Law Enforcement Exam 4
The three basic strategies for controlling police discretion
Abolishing it, Enhancing the professional judgment of police officers, and regulating it through written policies.
Discretion
An official action by a criminal justice official based on that individual's judgment about the best course of action
Rotten apple theory
Describes a situation where only a few officers are independently engaged in corrupt acts.
Myth of full enforcement
First, the police want to maintain a public image of authority. Second, if the police admitted that they do not arrest everyone, it would raise serious questions about equal protection of the law. Third, to admit that the police exercise discretion in enforcing certain laws would raise questions about all police policies and how departments determine what their enforcement policies are. Fourth, most states have laws requiring the police to enforce all laws fully. Finally, denying that discretion exists allows supervisors to avoid closely reviewing officer behavior and developing performance expectations.
Low visibility work
Hidden from public view, police officers have tremendous opportunity to choose whatever course of action they prefer, and this work environment creates the opportunity for using and potentially abusing discretion
Two basic approaches to control corruption within an organization
Internal and External
Successful control of corruption
Internal and External approaches
Occupational subculture
Is a major factor in both creating police corruption, by initiating officers into corrupt activities, and sustaining it, by covering up corrupt activities by other officers.

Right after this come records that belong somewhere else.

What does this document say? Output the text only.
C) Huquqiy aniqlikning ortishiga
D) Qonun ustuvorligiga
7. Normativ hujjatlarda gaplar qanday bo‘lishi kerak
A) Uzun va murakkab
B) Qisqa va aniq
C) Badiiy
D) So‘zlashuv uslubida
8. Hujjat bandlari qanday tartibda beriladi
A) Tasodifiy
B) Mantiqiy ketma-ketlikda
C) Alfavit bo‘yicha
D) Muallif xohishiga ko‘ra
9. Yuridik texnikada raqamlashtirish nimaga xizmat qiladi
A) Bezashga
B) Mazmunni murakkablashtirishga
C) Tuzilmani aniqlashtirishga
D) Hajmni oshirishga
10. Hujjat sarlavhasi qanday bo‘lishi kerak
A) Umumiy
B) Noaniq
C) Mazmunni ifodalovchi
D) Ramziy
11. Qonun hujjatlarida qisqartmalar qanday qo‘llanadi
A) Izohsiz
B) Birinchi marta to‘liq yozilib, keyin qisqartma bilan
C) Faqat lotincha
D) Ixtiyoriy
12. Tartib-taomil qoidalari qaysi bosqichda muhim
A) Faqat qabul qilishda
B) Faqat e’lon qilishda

Two key elements of police corruption
Misuse of authority and personal gain.
Situational factors of discretion
Seriousness of the crime, strength of the evidence, preference of the victim, relationship between victim and suspect, demeanor of the suspect, Characteristics of the victim, race, ethnicity, and gender of the citizen, characteristics of the neighborhood, characteristics of the individual officer.
External approaches to control corruption
Special investigations, Criminal prosecution, Mobilizing public opinion, Altering the external environment.
The Knapp Corruption Commission
The Commission to Investigate Alleged Police Corruption (known informally as theKnapp Commission, after its chairman Whitman Knapp) was a five-member panel initially formed in April 1970 by Mayor John V. Lindsay to investigate corruption within the New York City Police Department.
CRASH unit scandal
The Rampart scandal refers to widespread police corruption in the Community Resources Against Street Hoodlums (CRASH) anti-gang unit of the LAPD's Rampart Division in the late 1990s. More than 70 police officers either assigned to or associated with the Rampart CRASH unit were implicated in some form of misconduct, making it one of the most widespread cases of documented police corruption in United States history, responsible for a long list of offenses including unprovoked shootings, unprovoked beatings, planting of false evidence, stealing and dealing narcotics, bank robbery, perjury, and the covering up of evidence of these activities.
Internal approaches to control corruption
The attitude of the chief, Rules and regulations, Managing anticorruption investigations, Investigative tactics, Cracking the blue curtain, Proactive integrity tests, Effective supervision, Rewarding the good officers, Personnel recruitment
The blue curtain of silence
The refusal of officers to testify against other officers
Positive use of discretion
The use of good judgment, efficient use of scarce police resources, individualized justice, sound public policy.
Police managers' decisions
To adopt community policing or problem-oriented policing, To give high priority to traffic law violations, To ignore minor drug offenses such as possession of small amounts of marijuana, To crack down on prostitution, To give social gambling low priority.
Patrol officers' decision in order maintenance situation
To mediate a domestic dispute rather than make an arrest, to suggest that one party to a dispute leave the premises, To refer a person to a social service agency(Alcohol, abuse treatment), To commit a mentally disturbed person to a mental health facility.
Patrol officers' decision in crime situation
To patrol an area more intensively than normal, conduct a high-speed pursuit, to stop, question, or frisk a suspect, to write a crime report, to make an arrest, to use physical or deadly force.
Pervasive organized corruption
Type 3 level of corruption: penetrates higher levels
Meat eater
Who aggressively demand favors
Rotten pocket
exists when several corrupt officers cooperate with one another.
Occupational deviance
is the "deviant behavior criminal and noncriminal committed during the course of normal work activities or committed under the guise of the police officer's authority."
Administrative rule-making
seeks to guide the exercise of police discretion through written departmental policies. What an officer must do in situations, what he or she may not do, and where an officer may properly exercise discretion
Gratuities
the most common form of police corruption; gifts or favors given to police officers, sometimes out of a sincere effort to thank the officers but often out of self-interest with an expectation of better police service. Free meals, free dry cleaning, or discounts.